All das ist aus meiner Sicht ein weiteres Argument für mehr projektbasiertes Lernen in den Schulen. Hier können Kinder sich ausprobieren und eigene Erfahrungen machen. Und das wiederum ermöglicht es ihnen, ihre Kompetenzen und ihr Wissen zu erweitern.

Die Hürden für Lehrkräfte, das konsequent umzusetzen, sind mitunter hoch, besonders wenn sie sich als Einzelkämpfer oder Einzelkämpferin an ihrer Schule wiederfinden. Jede Lehrkraft, die sich als Lernbegleitung ihrer Schülerinnen und Schüler sieht, ist ein Schritt in die richtige Richtung. Doch die Veränderung muss in der ganzen Schule ankommen, um einen weitreichenden Effekt zu haben. Mehr noch: Die Veränderung muss bereits in der Ausbildung von Lehrkräften Auswirkungen haben und parallel dazu in den von der Politik gesetzten Rahmenbedingungen. Dann können Lehrkräfte nachhaltig so arbeiten, dass Kinder gut auf die Herausforderungen der Zukunft vorbereitet sind.

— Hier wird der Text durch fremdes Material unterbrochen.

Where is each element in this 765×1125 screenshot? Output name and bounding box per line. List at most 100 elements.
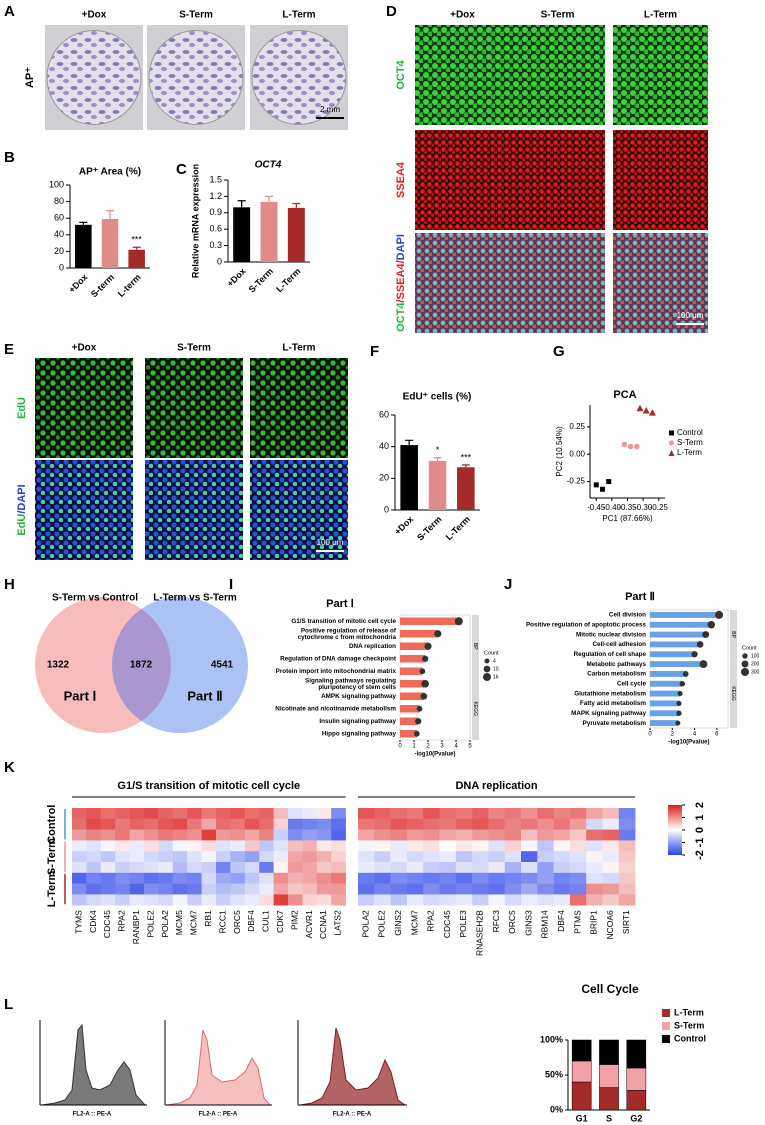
- category-label: Hippo signaling pathway: [322, 730, 397, 737]
- heatmap-cell: [619, 894, 636, 905]
- heatmap-cell: [537, 884, 554, 895]
- heatmap-cell: [358, 840, 375, 851]
- heatmap-cell: [302, 873, 317, 884]
- legend-swatch: [662, 1022, 670, 1030]
- y-tick-label: 0.3: [209, 240, 222, 250]
- micrograph: [145, 460, 243, 560]
- heatmap-cell: [331, 840, 346, 851]
- heatmap-cell: [274, 808, 289, 819]
- y-tick-label: 40: [54, 229, 64, 239]
- y-tick-label: 60: [54, 213, 64, 223]
- heatmap-cell: [331, 851, 346, 862]
- heatmap-cell: [331, 808, 346, 819]
- heatmap-cell: [374, 862, 391, 873]
- heatmap-cell: [440, 851, 457, 862]
- heatmap-cell: [202, 862, 217, 873]
- heatmap-cell: [521, 884, 538, 895]
- heatmap-cell: [423, 873, 440, 884]
- venn-label: S-Term vs Control: [52, 593, 138, 604]
- bar: [429, 461, 447, 510]
- y-tick-label: 20: [379, 473, 389, 483]
- x-axis-label: FL2-A :: PE-A: [333, 1112, 372, 1118]
- bar: [650, 700, 679, 706]
- y-tick-label: 100: [49, 179, 64, 189]
- heatmap-cell: [554, 873, 571, 884]
- group-label: BP: [730, 631, 736, 638]
- venn-part: Part Ⅰ: [64, 688, 97, 703]
- heatmap-cell: [537, 840, 554, 851]
- heatmap-cell: [603, 873, 620, 884]
- size-legend-title: Count: [484, 650, 499, 656]
- heatmap-cell: [407, 894, 424, 905]
- heatmap-cell: [230, 884, 245, 895]
- x-tick-label: -0.25: [650, 503, 669, 512]
- count-dot: [676, 701, 681, 706]
- heatmap-cell: [288, 873, 303, 884]
- bar: [400, 643, 428, 651]
- heatmap-cell: [317, 862, 332, 873]
- heatmap-cell: [173, 819, 188, 830]
- category-label: Pyruvate metabolism: [583, 720, 647, 727]
- heatmap-cell: [317, 851, 332, 862]
- heatmap-cell: [407, 819, 424, 830]
- micrograph: [145, 358, 243, 458]
- bar: [650, 720, 678, 726]
- point: [600, 487, 605, 492]
- error-bar: [462, 465, 470, 467]
- heatmap-cell: [317, 819, 332, 830]
- heatmap-cell: [603, 884, 620, 895]
- heatmap-cell: [440, 840, 457, 851]
- heatmap-cell: [302, 808, 317, 819]
- heatmap-cell: [230, 862, 245, 873]
- heatmap-cell: [288, 862, 303, 873]
- gene-label: PIM2: [289, 910, 299, 930]
- size-legend-title: Count: [742, 645, 757, 651]
- heatmap-cell: [358, 830, 375, 841]
- heatmap-cell: [173, 840, 188, 851]
- category-label: Carbon metabolism: [587, 671, 646, 678]
- size-legend-label: 300: [751, 669, 760, 675]
- color-bar-label: -1: [694, 838, 706, 848]
- heatmap-cell: [521, 894, 538, 905]
- column-label: +Dox: [450, 10, 475, 21]
- group-label: S-Term: [46, 838, 58, 875]
- gene-label: MCM7: [409, 910, 419, 935]
- point: [628, 444, 634, 450]
- x-tick-label: +Dox: [225, 266, 248, 289]
- heatmap-cell: [158, 840, 173, 851]
- heatmap-cell: [187, 851, 202, 862]
- heatmap-cell: [554, 819, 571, 830]
- x-tick-label: 2: [671, 732, 675, 738]
- x-tick-label: 4: [693, 732, 697, 738]
- category-label: Positive regulation of apoptotic process: [526, 621, 647, 628]
- heatmap-cell: [374, 840, 391, 851]
- heatmap-cell: [72, 862, 87, 873]
- heatmap-cell: [537, 862, 554, 873]
- heatmap-cell: [158, 894, 173, 905]
- heatmap-cell: [505, 862, 522, 873]
- heatmap-cell: [274, 873, 289, 884]
- chart-title: OCT4: [255, 160, 282, 171]
- count-dot: [420, 693, 427, 700]
- heatmap-cell: [274, 862, 289, 873]
- micrograph: [415, 25, 510, 125]
- heatmap-cell: [456, 884, 473, 895]
- heatmap-cell: [216, 884, 231, 895]
- heatmap-cell: [187, 819, 202, 830]
- heatmap-cell: [586, 819, 603, 830]
- category-label-line: pluripotency of stem cells: [318, 684, 396, 691]
- heatmap-cell: [130, 884, 145, 895]
- heatmap-cell: [86, 873, 101, 884]
- size-legend-label: 16: [493, 674, 499, 680]
- category-label: Nicotinate and nicotinamide metabolism: [275, 705, 396, 712]
- chart-title: EdU⁺ cells (%): [403, 392, 472, 403]
- x-tick-label: L-term: [116, 272, 143, 299]
- y-tick-label: 100%: [540, 1034, 563, 1044]
- heatmap-cell: [331, 819, 346, 830]
- column-label: S-Term: [541, 10, 575, 21]
- heatmap-cell: [101, 862, 116, 873]
- chart-title: AP⁺ Area (%): [79, 167, 141, 178]
- heatmap-cell: [173, 851, 188, 862]
- heatmap-cell: [570, 808, 587, 819]
- y-tick-label: 1.2: [209, 191, 222, 201]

Kindern ein Vorbild im Umgang mit Veränderungen sein

Unsere eigene Haltung Veränderungen gegenüber ist dabei enorm wichtig, denn: Kinder lernen am Vorbild. Wollen wir, dass die Mädchen und Jungen mit einer offenen Haltung an Dinge herangehen, müssen wir Erwachsenen es ihnen vorleben – auch und besonders in der Schule. Das betrifft sowohl die einzelnen Lehrkräfte als auch die Schule als Organisation. Ich wünsche mir mehr Schulen und Kollegien, die sich als dynamisches und ständig lernendes System begreifen, die Dinge ausprobieren, prüfen und weiterentwickeln, die dabei auch Fehler machen und aus diesen lernen dürfen und die Kinder, wo immer möglich, zu Mitgestaltern der Schul- und Unterrichtsentwicklung machen.

Übrigens eine immer wiederkehrende Abfolge, die sich auch in den MINT-Bereichen prima üben lässt. Es gibt eine Frage oder eine Herausforderung, ich überlege mir eine Lösung oder einen Weg, überprüfe ihn und nehme anschließend Anpassungen vor – und lasse mich auf diese Weise von Veränderungen nicht überrollen, sondern gestalte sie aktiv mit.